Bugün Kasım'a girdik. Ya da dünyalılar olarak Kasım bize girdi.
İşler güzel, hayat güzel, sağlığım yerinde, huzurluyum, mutluyum ve en önemlisi; hayatımda bir koşuşturma yok. Sakin, olabildiğinde sakin bi şekilde geçiyor günler.
Hayat hep böyle miydi?
siz benim dışımdakiler böyle mi yaşıyordunuz? niye bana söylemediniz ve deli dana gibi ordan oraya, şurdan buraya koşturup durmama izin verdiniz? siz mi izin verdiniz, ben mi ?
haftaya (cumartesi-pazar) vize sınavım var. biraz kastım, çalıştım şu bi kaç gündür ama açıkçası pekde düzgün değildi. Çıkardığım çıktılara, vicdanımı susturmak için bugün bakıp durdum, bi ara inat ettim aldım hepsini okudum.
bu satırları yazarken osurdum.
Osurmak içten gelen bir şey olduğu için olsa gerek çok rahatlatıcı.
Buzdolabım çalışırken, çok ses çıkarıyor. Hani bazı insanlar vardır ya, böyle ufak bi iş yapar da onu herkesin gözüne sokar ve o işi yaptığını 7 deveye duyurur (yoksa dübel miydi? ahahaha dübel perde kornişine takılandı değil mi?) 7 düvel.
işte benim buzdolabım da aynen öyle. çalıştığını belli etmeden asla çalışmaz. canım dolabım.
geçen ay kontrollerimi oldum ve doktor 6 ay sonra görüşürüz dedi :) görüşürüz dedim.
adamın sadece söyleyişi aklımda ama yüzünü anımsayamıyorum. bu yüz körlüğü konusuna alıştım. zaten bi çok insan yüzsüzken, bu körlük benim için on numero oldu :)
artık sikiş sokuşlu yalancı duygusal şeyler yaşamıyorum. yaşamadığım içinde yazamıyorum. zaten mantıklı olan bu.
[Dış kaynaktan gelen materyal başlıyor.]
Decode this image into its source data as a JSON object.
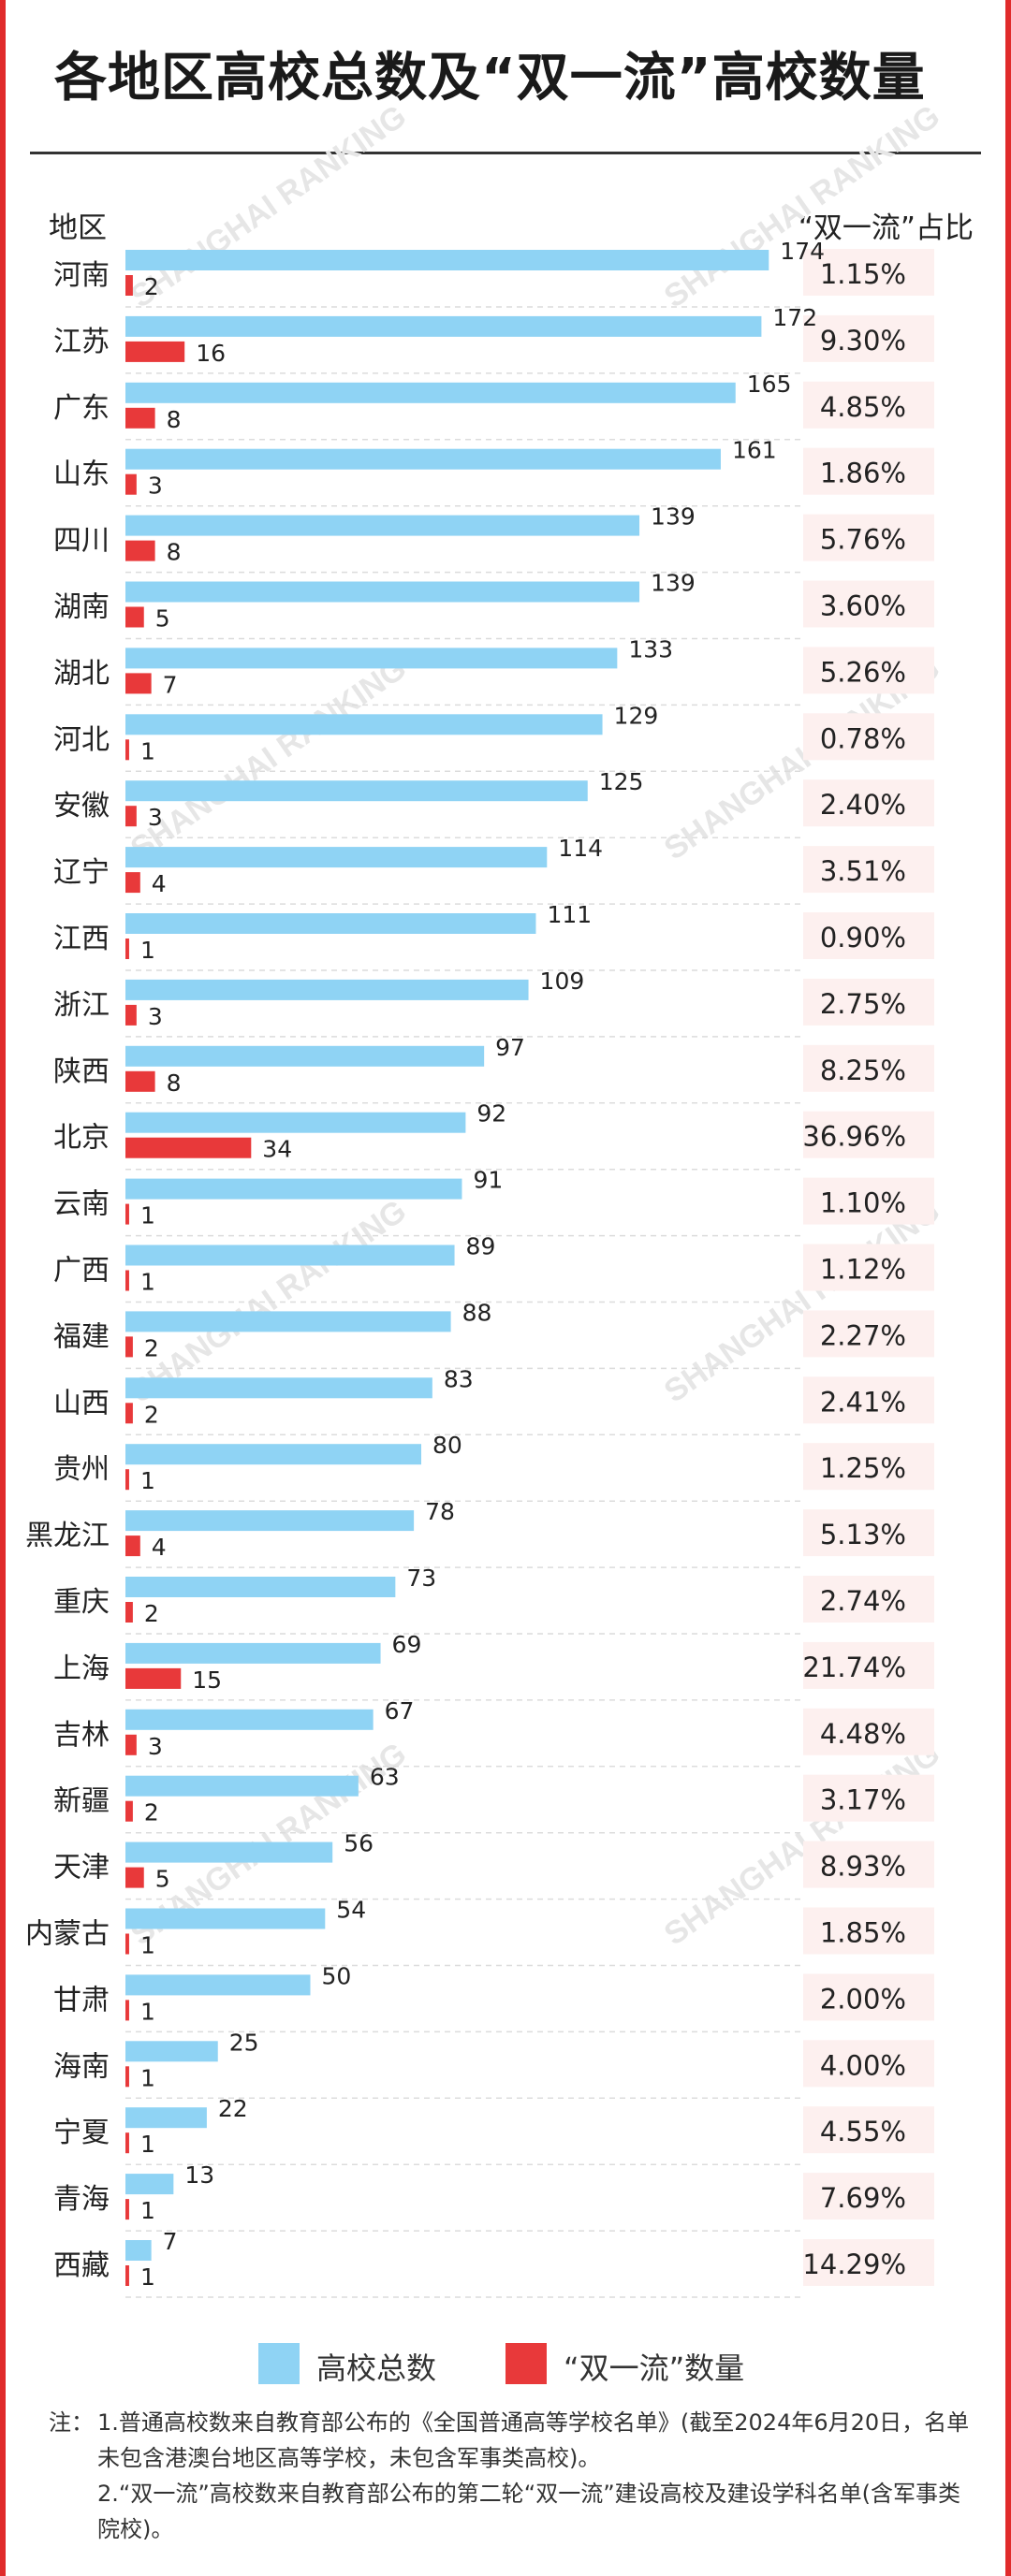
{
  "title": "各地区高校总数及“双一流”高校数量",
  "header": {
    "region": "地区",
    "ratio": "“双一流”占比"
  },
  "legend": {
    "total": "高校总数",
    "double_first": "“双一流”数量"
  },
  "colors": {
    "total": "#8fd3f4",
    "double_first": "#e8393a",
    "ratio_bg": "#fdf0ef",
    "frame": "#e02b2b"
  },
  "watermark": "SHANGHAI RANKING",
  "notes": {
    "prefix": "注：",
    "n1": "1.普通高校数来自教育部公布的《全国普通高等学校名单》(截至2024年6月20日，名单未包含港澳台地区高等学校，未包含军事类高校)。",
    "n2": "2.“双一流”高校数来自教育部公布的第二轮“双一流”建设高校及建设学科名单(含军事类院校)。"
  },
  "chart_data": {
    "type": "bar",
    "orientation": "horizontal",
    "categories": [
      "河南",
      "江苏",
      "广东",
      "山东",
      "四川",
      "湖南",
      "湖北",
      "河北",
      "安徽",
      "辽宁",
      "江西",
      "浙江",
      "陕西",
      "北京",
      "云南",
      "广西",
      "福建",
      "山西",
      "贵州",
      "黑龙江",
      "重庆",
      "上海",
      "吉林",
      "新疆",
      "天津",
      "内蒙古",
      "甘肃",
      "海南",
      "宁夏",
      "青海",
      "西藏"
    ],
    "series": [
      {
        "name": "高校总数",
        "values": [
          174,
          172,
          165,
          161,
          139,
          139,
          133,
          129,
          125,
          114,
          111,
          109,
          97,
          92,
          91,
          89,
          88,
          83,
          80,
          78,
          73,
          69,
          67,
          63,
          56,
          54,
          50,
          25,
          22,
          13,
          7
        ]
      },
      {
        "name": "“双一流”数量",
        "values": [
          2,
          16,
          8,
          3,
          8,
          5,
          7,
          1,
          3,
          4,
          1,
          3,
          8,
          34,
          1,
          1,
          2,
          2,
          1,
          4,
          2,
          15,
          3,
          2,
          5,
          1,
          1,
          1,
          1,
          1,
          1
        ]
      }
    ],
    "ratios": [
      "1.15%",
      "9.30%",
      "4.85%",
      "1.86%",
      "5.76%",
      "3.60%",
      "5.26%",
      "0.78%",
      "2.40%",
      "3.51%",
      "0.90%",
      "2.75%",
      "8.25%",
      "36.96%",
      "1.10%",
      "1.12%",
      "2.27%",
      "2.41%",
      "1.25%",
      "5.13%",
      "2.74%",
      "21.74%",
      "4.48%",
      "3.17%",
      "8.93%",
      "1.85%",
      "2.00%",
      "4.00%",
      "4.55%",
      "7.69%",
      "14.29%"
    ],
    "legend_position": "bottom",
    "grid": false
  }
}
bazen birine sakso çektiresim gelmiyor değil ama "euzu billahi mine şeytani recim" diye diye kendimi sakinleştiriyorum. osbiri de bıraktım. tutunacak tek dalım o var sanıyordum ama meğer durum öyle değilmiş. insan, kendine söz geçirebilirse her şeyden vaz geçebiliyor muş. anladım, öyle yaşamaya çabalıyorum. yer yer başarıyorum. helal bana.
ev eşyaları konusunda alınacak bir şey kalmadı. bu yüzden artık para biriktirmeye başladım.
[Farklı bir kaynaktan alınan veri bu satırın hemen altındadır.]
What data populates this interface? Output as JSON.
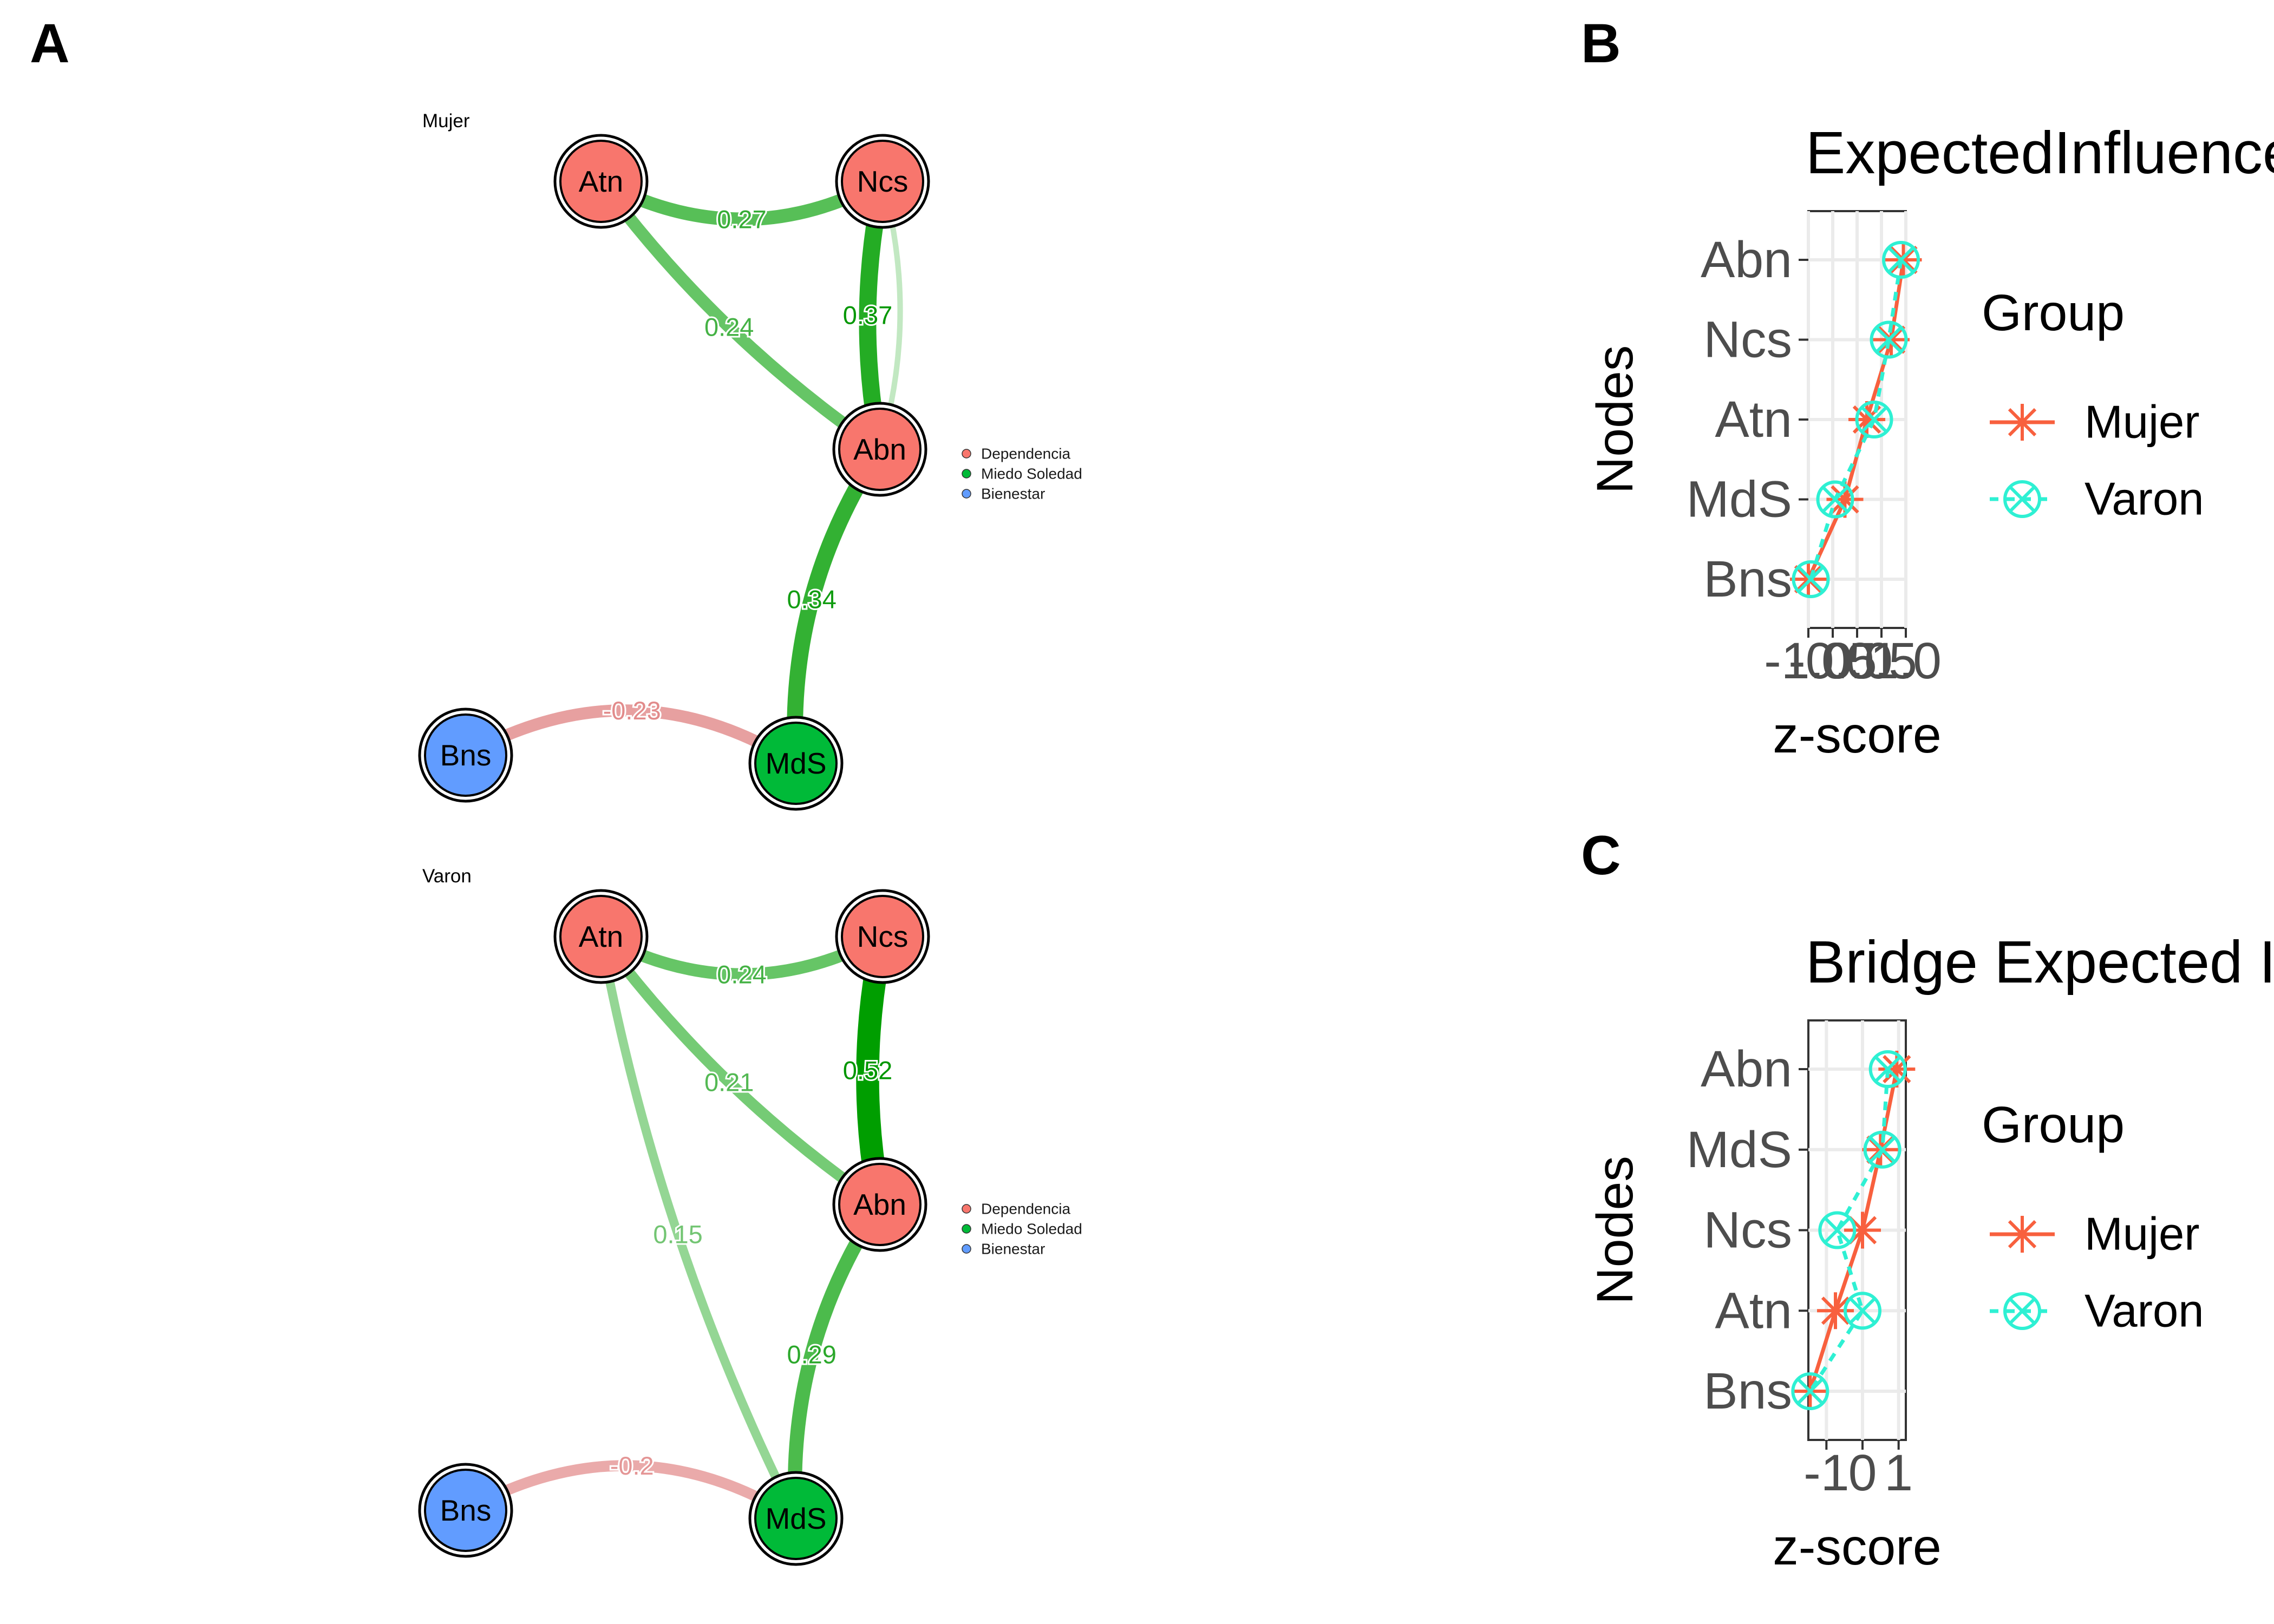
{
  "panels": {
    "A": "A",
    "B": "B",
    "C": "C"
  },
  "network_legend": [
    {
      "label": "Dependencia",
      "color": "#F8766D"
    },
    {
      "label": "Miedo Soledad",
      "color": "#00BA38"
    },
    {
      "label": "Bienestar",
      "color": "#619CFF"
    }
  ],
  "chart_data": [
    {
      "type": "network",
      "title": "Mujer",
      "nodes": [
        {
          "id": "Atn",
          "group": "Dependencia"
        },
        {
          "id": "Ncs",
          "group": "Dependencia"
        },
        {
          "id": "Abn",
          "group": "Dependencia"
        },
        {
          "id": "MdS",
          "group": "Miedo Soledad"
        },
        {
          "id": "Bns",
          "group": "Bienestar"
        }
      ],
      "edges": [
        {
          "from": "Atn",
          "to": "Ncs",
          "weight": 0.27,
          "label": "0.27"
        },
        {
          "from": "Atn",
          "to": "Abn",
          "weight": 0.24,
          "label": "0.24"
        },
        {
          "from": "Ncs",
          "to": "Abn",
          "weight": 0.37,
          "label": "0.37"
        },
        {
          "from": "Ncs",
          "to": "Abn",
          "weight": 0.06,
          "label": ""
        },
        {
          "from": "Abn",
          "to": "MdS",
          "weight": 0.34,
          "label": "0.34"
        },
        {
          "from": "Bns",
          "to": "MdS",
          "weight": -0.23,
          "label": "-0.23"
        }
      ]
    },
    {
      "type": "network",
      "title": "Varon",
      "nodes": [
        {
          "id": "Atn",
          "group": "Dependencia"
        },
        {
          "id": "Ncs",
          "group": "Dependencia"
        },
        {
          "id": "Abn",
          "group": "Dependencia"
        },
        {
          "id": "MdS",
          "group": "Miedo Soledad"
        },
        {
          "id": "Bns",
          "group": "Bienestar"
        }
      ],
      "edges": [
        {
          "from": "Atn",
          "to": "Ncs",
          "weight": 0.24,
          "label": "0.24"
        },
        {
          "from": "Atn",
          "to": "Abn",
          "weight": 0.21,
          "label": "0.21"
        },
        {
          "from": "Atn",
          "to": "MdS",
          "weight": 0.15,
          "label": "0.15"
        },
        {
          "from": "Ncs",
          "to": "Abn",
          "weight": 0.52,
          "label": "0.52"
        },
        {
          "from": "Abn",
          "to": "MdS",
          "weight": 0.29,
          "label": "0.29"
        },
        {
          "from": "Bns",
          "to": "MdS",
          "weight": -0.2,
          "label": "-0.2"
        }
      ]
    },
    {
      "type": "line",
      "title": "ExpectedInfluence",
      "xlabel": "z-score",
      "ylabel": "Nodes",
      "categories": [
        "Abn",
        "Ncs",
        "Atn",
        "MdS",
        "Bns"
      ],
      "x_ticks": [
        "-1.0",
        "-0.5",
        "0.0",
        "0.5",
        "1.0"
      ],
      "xlim": [
        -1.0,
        1.0
      ],
      "legend_title": "Group",
      "series": [
        {
          "name": "Mujer",
          "color": "#F8603E",
          "values": [
            0.95,
            0.7,
            0.2,
            -0.25,
            -1.0
          ]
        },
        {
          "name": "Varon",
          "color": "#2EF0D3",
          "values": [
            0.9,
            0.65,
            0.35,
            -0.45,
            -0.95
          ]
        }
      ]
    },
    {
      "type": "line",
      "title": "Bridge Expected I",
      "xlabel": "z-score",
      "ylabel": "Nodes",
      "categories": [
        "Abn",
        "MdS",
        "Ncs",
        "Atn",
        "Bns"
      ],
      "x_ticks": [
        "-1",
        "0",
        "1"
      ],
      "xlim": [
        -1.5,
        1.2
      ],
      "legend_title": "Group",
      "series": [
        {
          "name": "Mujer",
          "color": "#F8603E",
          "values": [
            0.95,
            0.5,
            0.0,
            -0.75,
            -1.45
          ]
        },
        {
          "name": "Varon",
          "color": "#2EF0D3",
          "values": [
            0.7,
            0.55,
            -0.7,
            0.0,
            -1.45
          ]
        }
      ]
    }
  ]
}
iyice biriktirip ev almayı düşünüyorum. bi kaç yüz yıl içinde.
bi evim olunca, sanki tüm sorunlarım çözülecekmiş gibi hissediyorum. sonra ölmeyi bekleyeceğim. yani her halde öyle oluyor. bilmiyorum.
işin trajik yanı şu ki; ev sahibi olduğu yıl ölmüştü. aklıma o geldi. yeri cennet olsun.
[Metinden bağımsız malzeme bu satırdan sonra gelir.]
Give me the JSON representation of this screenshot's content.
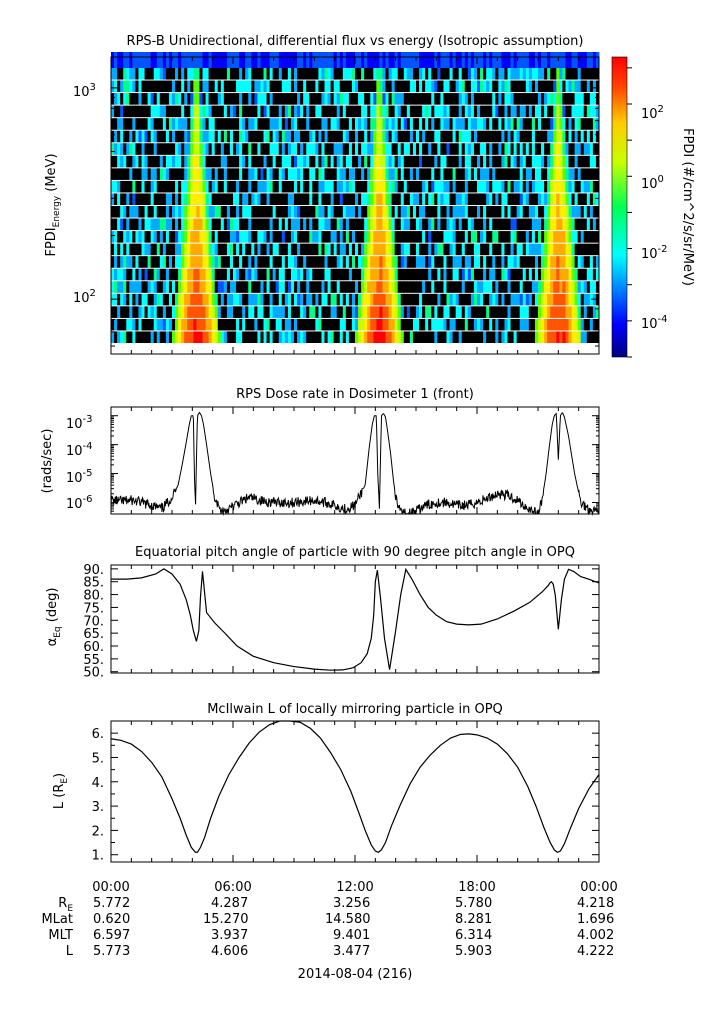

şimdi o evde, iki oğlu oturuyor. biri alt katta, diğeri üst katta. evlendiler, çocukları da var. anneleri de yanlarında.
şimdi annem aklıma geldi. bütün anneler mi kötü, yoksa kötü anne bana mı denk geldi.
annemin ilgisizliğini kendim abartıyorum sanıyordum. ara ara böyle düşündüm. hayal ve gerçeği karıştırıyor, böyle düşünmek istiyorum falan sanıyordum.
ama geçtiğimiz şu yakın yıllarda bi gün, yani ameliyat sonrası eve döndüğüm o aylardan birinde, 2numaralı ablam ve üvey ikiz kızlarınında geldiği o günlerde, küçük kızlar atışıp dururlarken ablam "öfff valla başımı şişirdiniz" cümlesiyle başlayan bi kalay çekti ve kızlar bi koşu salona kaçtılar. onların kaçışından sonra annem, ablama "sen çok ilgilenme bunlarla. ablalarına ver o baksın. kocaman kız zaten bakabilir. sen çok çekme bunları" dedi.
dedi, dedi, dedi ve o anda benim jetonlar ard arda düştü.
neden ilkokul çağlarıma kadar bu ablamı annem sandığımı anladım. kendi kuruntum olmadığından emin oldum. annem bana bakmamıştı. gerçekten bakmamıştı ve sanki iyi bok yemiş gibi de, aradan onca yıl geçmesine rağmen, şimdi 5 çocuklu bi adamla evlenen kızkurusuna da aynısını öğütlüyordu geberesice.